# Food plot help



## pyclub1 (Nov 25, 2012)

Hey all, I am new to the food plot planting. I have about 4 acres of fields that I will be planting in the spring. I know what I will be planting as far as main food source goes, what I am curious about is the clover type of food. I heard through a buddy that full draw is the best of the best. I am curious as to what your thoughts are. I am very interested in hearing what has worked for you guys and gals. I am in WI and where my land is it is kind of sandy soil. I have no problem liming and will be getting a PH test done early spring. I wont be planting a ton of clover but probably a acre total over a large area. Thanks for your input....


----------



## Chuck Smith (Feb 22, 2005)

Is it is an sunny spot or not?

I have been using Secret Spot by Whitetail Institutes and love it. But my food plots are in a woody shady area's. Only getting about 5 hours of broken light a day.

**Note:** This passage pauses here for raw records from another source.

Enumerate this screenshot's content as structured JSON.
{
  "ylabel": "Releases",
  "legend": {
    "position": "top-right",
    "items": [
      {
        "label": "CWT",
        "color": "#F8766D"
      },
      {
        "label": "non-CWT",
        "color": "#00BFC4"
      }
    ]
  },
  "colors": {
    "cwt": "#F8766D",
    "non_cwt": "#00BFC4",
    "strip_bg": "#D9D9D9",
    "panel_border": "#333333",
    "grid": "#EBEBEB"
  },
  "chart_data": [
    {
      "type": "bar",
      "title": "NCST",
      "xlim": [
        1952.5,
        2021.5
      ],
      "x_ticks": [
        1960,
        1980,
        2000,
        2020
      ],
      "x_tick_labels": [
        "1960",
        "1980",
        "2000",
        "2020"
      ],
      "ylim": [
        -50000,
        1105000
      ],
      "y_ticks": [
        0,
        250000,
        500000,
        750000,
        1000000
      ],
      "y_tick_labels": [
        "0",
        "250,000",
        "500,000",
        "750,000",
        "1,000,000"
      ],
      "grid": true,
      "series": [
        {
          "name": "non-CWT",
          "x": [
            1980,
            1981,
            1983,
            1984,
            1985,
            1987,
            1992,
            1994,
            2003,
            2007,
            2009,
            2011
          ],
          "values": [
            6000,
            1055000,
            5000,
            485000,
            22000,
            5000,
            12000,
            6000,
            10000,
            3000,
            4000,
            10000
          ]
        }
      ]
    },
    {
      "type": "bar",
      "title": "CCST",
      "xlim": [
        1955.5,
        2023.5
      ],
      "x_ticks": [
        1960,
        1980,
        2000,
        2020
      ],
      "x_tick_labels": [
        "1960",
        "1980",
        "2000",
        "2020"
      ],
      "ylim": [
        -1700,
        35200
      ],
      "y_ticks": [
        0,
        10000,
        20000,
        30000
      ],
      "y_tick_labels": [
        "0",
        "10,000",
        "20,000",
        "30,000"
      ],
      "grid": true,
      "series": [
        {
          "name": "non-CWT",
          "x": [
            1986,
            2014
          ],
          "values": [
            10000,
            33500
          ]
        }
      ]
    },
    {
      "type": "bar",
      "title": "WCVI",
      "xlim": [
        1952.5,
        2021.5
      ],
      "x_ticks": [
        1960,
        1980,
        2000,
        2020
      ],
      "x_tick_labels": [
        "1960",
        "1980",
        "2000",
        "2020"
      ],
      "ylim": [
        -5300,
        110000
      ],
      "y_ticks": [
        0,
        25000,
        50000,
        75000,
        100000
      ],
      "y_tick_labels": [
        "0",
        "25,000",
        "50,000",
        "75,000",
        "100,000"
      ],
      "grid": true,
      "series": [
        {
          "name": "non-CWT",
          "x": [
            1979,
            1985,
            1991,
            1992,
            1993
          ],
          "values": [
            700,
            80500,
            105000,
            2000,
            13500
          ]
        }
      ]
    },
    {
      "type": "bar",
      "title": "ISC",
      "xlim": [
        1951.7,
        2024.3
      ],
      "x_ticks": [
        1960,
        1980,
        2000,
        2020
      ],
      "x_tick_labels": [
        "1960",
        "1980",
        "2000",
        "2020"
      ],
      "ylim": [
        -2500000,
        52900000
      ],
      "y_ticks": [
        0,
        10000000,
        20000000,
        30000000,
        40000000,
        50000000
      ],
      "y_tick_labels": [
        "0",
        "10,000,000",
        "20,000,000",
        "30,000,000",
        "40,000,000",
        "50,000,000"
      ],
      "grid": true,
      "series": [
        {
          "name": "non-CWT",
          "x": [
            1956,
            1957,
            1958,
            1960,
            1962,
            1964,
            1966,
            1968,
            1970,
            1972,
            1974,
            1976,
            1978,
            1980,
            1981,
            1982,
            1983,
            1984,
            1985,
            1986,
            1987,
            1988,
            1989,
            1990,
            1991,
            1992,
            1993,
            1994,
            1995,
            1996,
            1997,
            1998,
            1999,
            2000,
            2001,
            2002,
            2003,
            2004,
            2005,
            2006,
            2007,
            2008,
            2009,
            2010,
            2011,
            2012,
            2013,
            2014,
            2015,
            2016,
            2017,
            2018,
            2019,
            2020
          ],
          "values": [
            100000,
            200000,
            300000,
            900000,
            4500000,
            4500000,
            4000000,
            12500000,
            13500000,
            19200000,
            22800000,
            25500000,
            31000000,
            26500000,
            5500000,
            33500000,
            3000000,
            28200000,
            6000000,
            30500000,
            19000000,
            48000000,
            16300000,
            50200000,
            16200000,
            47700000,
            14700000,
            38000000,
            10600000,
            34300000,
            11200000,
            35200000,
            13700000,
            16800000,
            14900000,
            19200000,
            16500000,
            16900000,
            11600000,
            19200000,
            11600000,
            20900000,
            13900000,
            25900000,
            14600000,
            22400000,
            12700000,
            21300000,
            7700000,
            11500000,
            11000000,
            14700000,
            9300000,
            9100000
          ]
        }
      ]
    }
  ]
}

What I would do is call the manufacture of what ever product you are thinking about and just talk with them. That is the main reason why I chose whitetail institute product.... Very helpful in the step by step process of putting in food plots. They will answer any and all questions. Are easy to get a hold of. Plus the ones I talked with just like to talk deer and deer hunting. Just like BSing at the local sports shop.

Good luck.


----------



## maple lake duck slayer (Sep 25, 2003)

I've had goog luck with Frigid Forage products...made in northern climates for northern climates


----------



## WINDSOR (Mar 23, 2010)

Whitetail Institute imperial whitetail clover

I've tried them all......for whatever reason they just like it better.
It is spendy so you want to do it right....but it does work well


----------